Is NO sometimes better than YES?
My addiction cost me almost everything I had ever been given. I include family, friends, freedom, health, and, very nearly, my life.
People, places, and things that should have mattered had become commodities, used as a currency to feed both a drug addiction and a puffed-up ego.
Some professionals assert that the first word we learn as a child is ‘NO’, yet as we grow older it can be the most difficult word to use or to hear. For more than 20 years I have been in recovery, trying to follow Jesus the best I can, and I have found ‘NO’ to be both painful and, more importantly, liberating. On many occasions ‘NO’ has certainly saved me from heartbreak and setbacks.
Learning how to respond when the answer is NO.
It’s important we learn how to say NO to ourselves when appropriate, but just as important to learn how to accept NO from someone else. Train yourself to not take it personally. Remember, everyone hears the word NO.
I am learning to think more positively when I hear a NO and to recall that if my son only heard the word ‘yes’, he would become temperamental, insecure, and stubborn, just as I was in my addiction.
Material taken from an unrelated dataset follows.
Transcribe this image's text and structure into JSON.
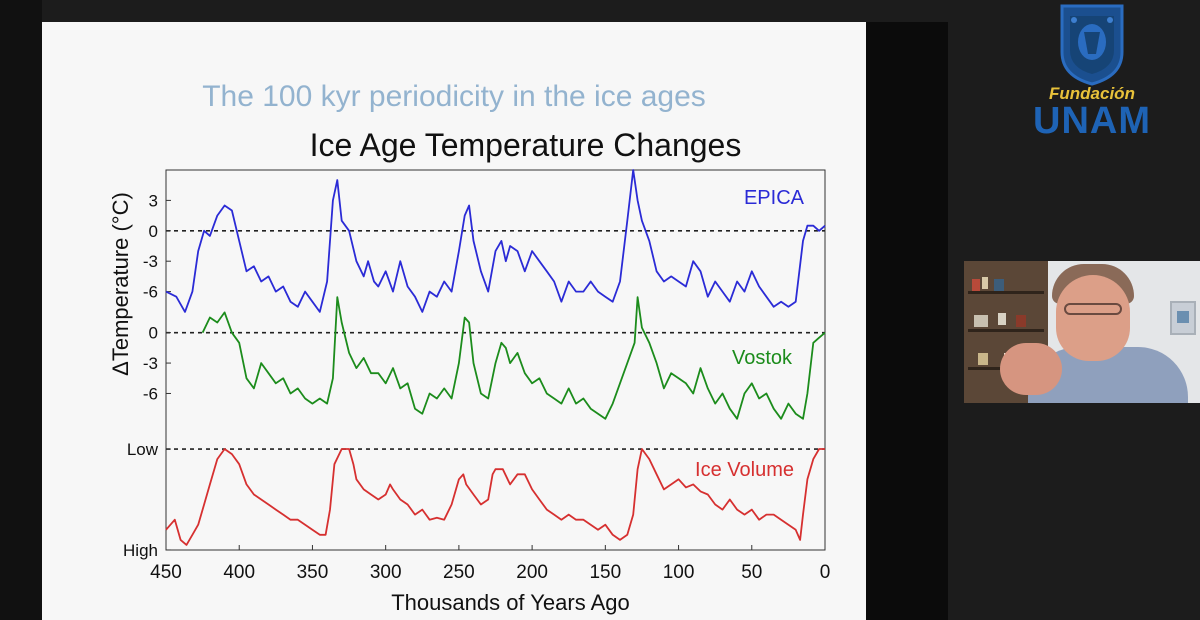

I didn’t place proper value on anything.
We have very fragile egos, so hearing NO can provoke a reaction rather than a considered response. Instead, let a NO provoke a desire to achieve more, to develop confidence and character and to identify your place in God’s wonderful plan.
Do not conform to the pattern of this world but be transformed by the renewing of your mind. Then you will be able to test and approve what God’s will is – his good, pleasing, and perfect will. (Romans 12:2)
Learning how to say NO.
Saying NO has helped me with social anxiety, overcoming my fear that I might not be included, the fear of rejection. Using the word NO has helped me to understand, and to set, my personal and professional boundaries. I need to communicate carefully, but when I do, I am not responsible for how a person feels or behaves when I need to use the word NO. We grow in character and maturity when we learn to use the word NO wisely.
NO is such a short word but can be so difficult to put into practice in our everyday lives!
When I am willing to learn from a NO, my personal journey only gets better. I have the privilege of helping to release the gifting and potential in others and have come to see how true this is for all of us!
David JJ Crowther
David, a former heroin addict and dealer from Royton, Greater Manchester, decided, in 1998, that enough was enough. He has been committed to sharing his experiences in drug and alcohol residential homes for the last 20 years. He is currently the Operations Manager at the Walk, in Stoke-on-Trent.